Our study has certain limitations. It has all the inevitable methodological shortcomings of a single center observational study. Furthermore, like most of the published trials on CI-AKI, we did not have a control group of patients not receiving contrast material. The two groups that were compared (CI-AKI vs. Non-CI-AKI) considerably differed in their size and statistical imbalances therefore cannot be ruled out. However, we think that if contrast application indeed had any relevant adverse impact it would have become apparent also in such a relatively small group. In addition, our findings are in line with many comparable studies of larger size hence confirming the plausibility of our results.
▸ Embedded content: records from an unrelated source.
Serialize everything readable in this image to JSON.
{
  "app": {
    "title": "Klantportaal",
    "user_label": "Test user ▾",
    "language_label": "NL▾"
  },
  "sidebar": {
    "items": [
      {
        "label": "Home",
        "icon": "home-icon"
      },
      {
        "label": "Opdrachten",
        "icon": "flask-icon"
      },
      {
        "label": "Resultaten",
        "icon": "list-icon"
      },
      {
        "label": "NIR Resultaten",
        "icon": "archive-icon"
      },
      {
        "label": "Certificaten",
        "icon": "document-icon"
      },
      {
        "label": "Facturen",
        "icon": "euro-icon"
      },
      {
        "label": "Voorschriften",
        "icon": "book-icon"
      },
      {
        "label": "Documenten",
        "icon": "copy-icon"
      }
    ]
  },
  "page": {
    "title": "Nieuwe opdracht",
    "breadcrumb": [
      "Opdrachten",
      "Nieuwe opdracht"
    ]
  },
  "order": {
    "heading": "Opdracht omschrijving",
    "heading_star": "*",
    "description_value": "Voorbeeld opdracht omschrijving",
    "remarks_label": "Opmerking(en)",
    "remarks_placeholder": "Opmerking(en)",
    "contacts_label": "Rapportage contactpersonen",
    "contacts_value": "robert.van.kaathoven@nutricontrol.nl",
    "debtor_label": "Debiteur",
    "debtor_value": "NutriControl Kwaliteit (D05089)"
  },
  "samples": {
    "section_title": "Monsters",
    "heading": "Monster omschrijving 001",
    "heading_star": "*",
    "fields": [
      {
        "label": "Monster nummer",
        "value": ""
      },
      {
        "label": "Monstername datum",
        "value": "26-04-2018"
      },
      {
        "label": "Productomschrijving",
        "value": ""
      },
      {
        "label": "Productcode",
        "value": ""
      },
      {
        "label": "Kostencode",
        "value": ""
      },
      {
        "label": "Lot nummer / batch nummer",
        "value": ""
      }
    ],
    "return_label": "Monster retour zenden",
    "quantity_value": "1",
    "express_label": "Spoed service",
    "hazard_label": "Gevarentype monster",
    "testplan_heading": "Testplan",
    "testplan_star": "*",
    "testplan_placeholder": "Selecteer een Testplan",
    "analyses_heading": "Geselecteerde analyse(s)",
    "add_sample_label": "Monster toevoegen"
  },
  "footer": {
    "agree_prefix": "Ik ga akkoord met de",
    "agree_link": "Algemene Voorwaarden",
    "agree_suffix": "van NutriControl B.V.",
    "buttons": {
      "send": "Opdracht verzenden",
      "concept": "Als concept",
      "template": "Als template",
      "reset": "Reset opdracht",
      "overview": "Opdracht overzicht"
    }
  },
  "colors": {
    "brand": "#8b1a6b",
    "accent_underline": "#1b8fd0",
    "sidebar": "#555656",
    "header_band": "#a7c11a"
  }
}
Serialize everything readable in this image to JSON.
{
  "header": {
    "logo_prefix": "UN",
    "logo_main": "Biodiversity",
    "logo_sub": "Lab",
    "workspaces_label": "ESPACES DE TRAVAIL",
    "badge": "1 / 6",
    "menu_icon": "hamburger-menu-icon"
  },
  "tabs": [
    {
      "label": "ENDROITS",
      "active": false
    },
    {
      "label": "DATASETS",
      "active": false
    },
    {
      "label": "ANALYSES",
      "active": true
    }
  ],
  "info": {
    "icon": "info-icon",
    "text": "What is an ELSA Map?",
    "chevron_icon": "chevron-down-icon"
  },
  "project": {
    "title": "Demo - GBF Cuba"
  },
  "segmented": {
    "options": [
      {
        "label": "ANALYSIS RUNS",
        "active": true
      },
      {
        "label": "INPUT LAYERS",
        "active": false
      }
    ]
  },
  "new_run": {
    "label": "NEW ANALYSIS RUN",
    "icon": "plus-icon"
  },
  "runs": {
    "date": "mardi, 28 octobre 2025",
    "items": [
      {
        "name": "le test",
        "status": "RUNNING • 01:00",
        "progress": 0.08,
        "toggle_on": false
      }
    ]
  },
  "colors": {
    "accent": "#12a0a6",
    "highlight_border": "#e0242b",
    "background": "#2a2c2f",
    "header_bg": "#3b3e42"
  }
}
Finally, due to our definition of CI-AKI using a rise in serum creatinine ≥25% within 48 hours after contrast application, it is possible that we missed CI- AKI cases occurring at later time points. This applies, however, to most of the CI-AKI studies.

In conclusion, in this prospective observational study we could demonstrate that in cardiovascular high risk patients including a high proportion of CKD-patients the risk of CI-AKI after intra-arterial angiography is quite moderate. The occurrence of CI-AKI had no significant impact on mortality and the numbers of cardiovascular events during a two year follow up period. Necessary contrast enhanced studies and interventions should not be withheld out of an exaggerated fear of CI-AKI.